SPEECHES: Speech Processing in Health Sciences image

Project Goals

Similar to a biomarker, speech carries information about the physiological and psychological state of a person, manifesting throughout the complex speech production process. Previous research has demonstrated that neuro-degenerative diseases and psychological conditions can be reliably detected from speech, making speech processing a viable non-invasive diagnostic aid. This Research Impulse aims to push the boundaries of speech processing to design, develop, and deploy systems that can serve as diagnostic aids and support health-related human-machine and human-human interaction.

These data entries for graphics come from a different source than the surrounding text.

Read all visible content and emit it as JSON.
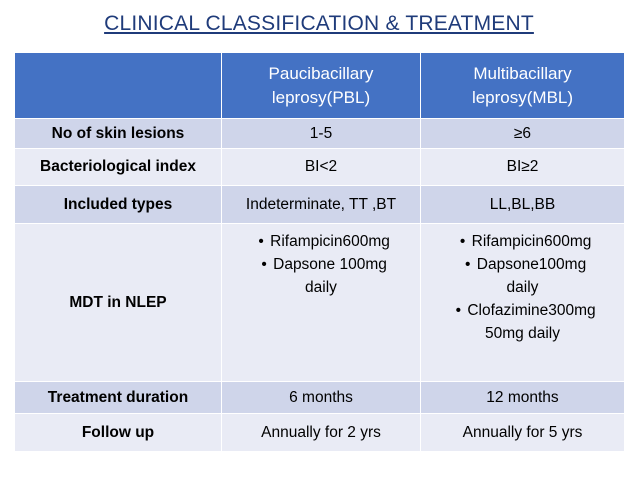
{
  "title": "CLINICAL CLASSIFICATION & TREATMENT",
  "columns": [
    "",
    "Paucibacillary leprosy(PBL)",
    "Multibacillary leprosy(MBL)"
  ],
  "header": {
    "pbl_line1": "Paucibacillary",
    "pbl_line2": "leprosy(PBL)",
    "mbl_line1": "Multibacillary",
    "mbl_line2": "leprosy(MBL)"
  },
  "rows": {
    "lesions": {
      "label": "No of skin lesions",
      "pbl": "1-5",
      "mbl": "≥6"
    },
    "bi": {
      "label": "Bacteriological index",
      "pbl": "BI<2",
      "mbl": "BI≥2"
    },
    "types": {
      "label": "Included types",
      "pbl": "Indeterminate, TT ,BT",
      "mbl": "LL,BL,BB"
    },
    "mdt": {
      "label": "MDT in NLEP",
      "pbl": [
        "Rifampicin600mg",
        "Dapsone 100mg",
        "daily"
      ],
      "mbl": [
        "Rifampicin600mg",
        "Dapsone100mg",
        "daily",
        "Clofazimine300mg",
        "50mg daily"
      ]
    },
    "duration": {
      "label": "Treatment duration",
      "pbl": "6 months",
      "mbl": "12 months"
    },
    "followup": {
      "label": "Follow up",
      "pbl": "Annually for 2 yrs",
      "mbl": "Annually for 5 yrs"
    }
  },
  "bullet": "•",
  "colors": {
    "header": "#4472c4",
    "band_dark": "#cfd5ea",
    "band_light": "#e9ebf5",
    "title": "#1f3b7a"
  }
}
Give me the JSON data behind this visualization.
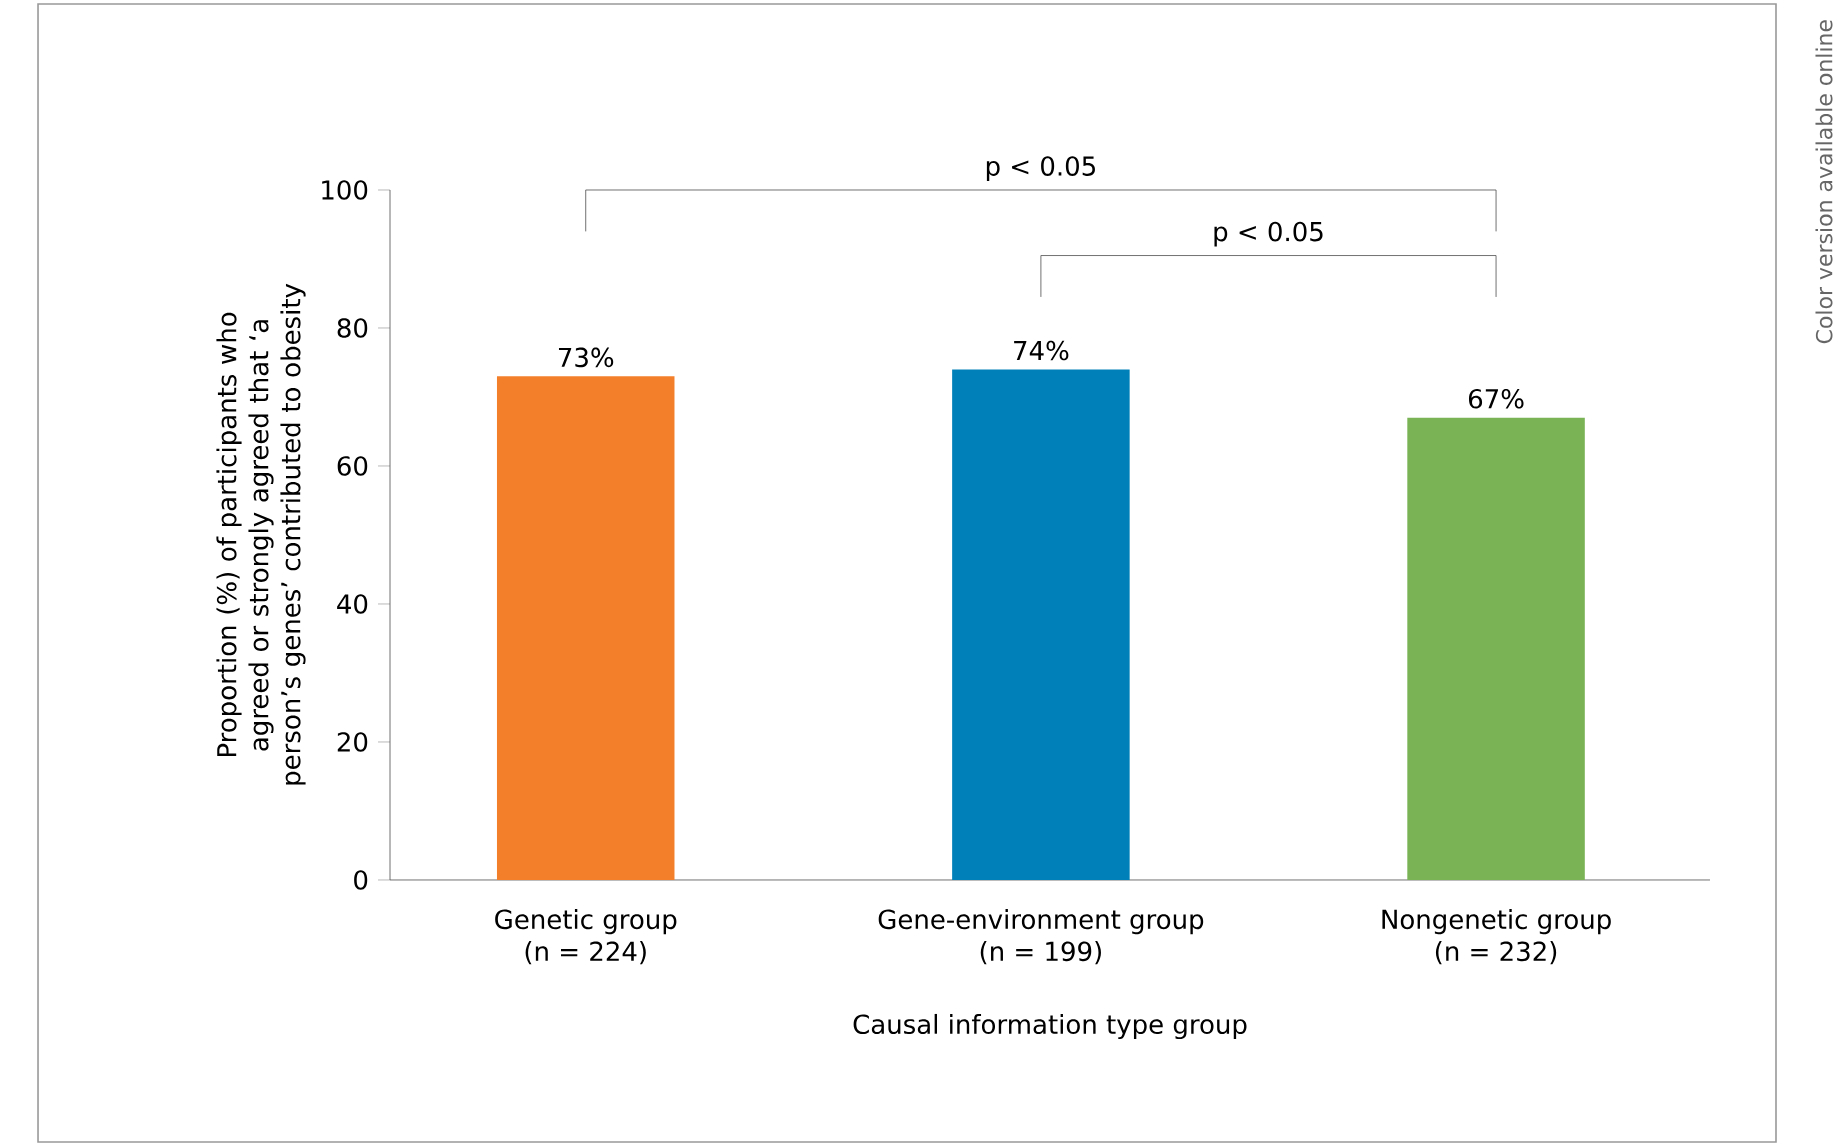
{
  "chart_data": {
    "type": "bar",
    "categories": [
      "Genetic group\n(n = 224)",
      "Gene-environment group\n(n = 199)",
      "Nongenetic group\n(n = 232)"
    ],
    "values": [
      73,
      74,
      67
    ],
    "colors": [
      "#f47f2a",
      "#0080b8",
      "#7ab356"
    ],
    "value_labels": [
      "73%",
      "74%",
      "67%"
    ],
    "xlabel": "Causal information type group",
    "ylabel": "Proportion (%) of participants who agreed or strongly agreed that ‘a person’s genes’ contributed to obesity",
    "ylim": [
      0,
      100
    ],
    "yticks": [
      0,
      20,
      40,
      60,
      80,
      100
    ],
    "annotations": [
      "p < 0.05",
      "p < 0.05",
      "Color version available online"
    ]
  }
}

The research is organized around four overarching objectives:

  1. Modeling Conversations, to accurately describe and enhance interactions between humans and machines, particularly for counseling;
  2. Modeling Atypical Speech, to address the bias of current models towards healthy, standard speech;
  3. Sustainable AI, to reduce the computational resource footprint and energy consumption of large models; and
  4. Privacy Preserving AI, to securely handle sensitive speech biomarkers.

Challenges

Current state-of-the-art (SOTA) systems face significant limitations when applied to health sciences. Transformer-based ASR systems (like Whisper) are often trained on weakly labeled data and struggle with atypical speech from young, elderly, or impaired individuals. A critical issue is that these models tend to produce “smoothed,” readable outputs rather than verbatim transcripts, often filtering out the dysfluencies and hesitations that are crucial for diagnosis. Similarly, Large Language Models (LLMs) are optimized for efficient task completion with minimal turn-taking, rather than the sustained, empathetic dialogue required for conversational agents in therapy.

Beyond modeling accuracy, the deployment of these technologies faces operational hurdles. The trend toward massive neural architectures requires extensive computational resources, making them difficult to use in clinical routines or on edge devices. Furthermore, because speech encodes personal identity and health data, standard cloud-based processing poses severe privacy risks that require new methods in confidential computing.

Results

The research is divided into Core Projects (CP) that develop foundational methods—such as rich transcription, foundation models, and low-resource computing—which then enable specific application Verticals (V).

The planned Verticals include a speech-based sleep diary for objective assessment, conversational agents for monitoring impaired users, multi-modal systems for online psychosocial counseling, AI-based voice prostheses, and automated hermeneutic coding for social research.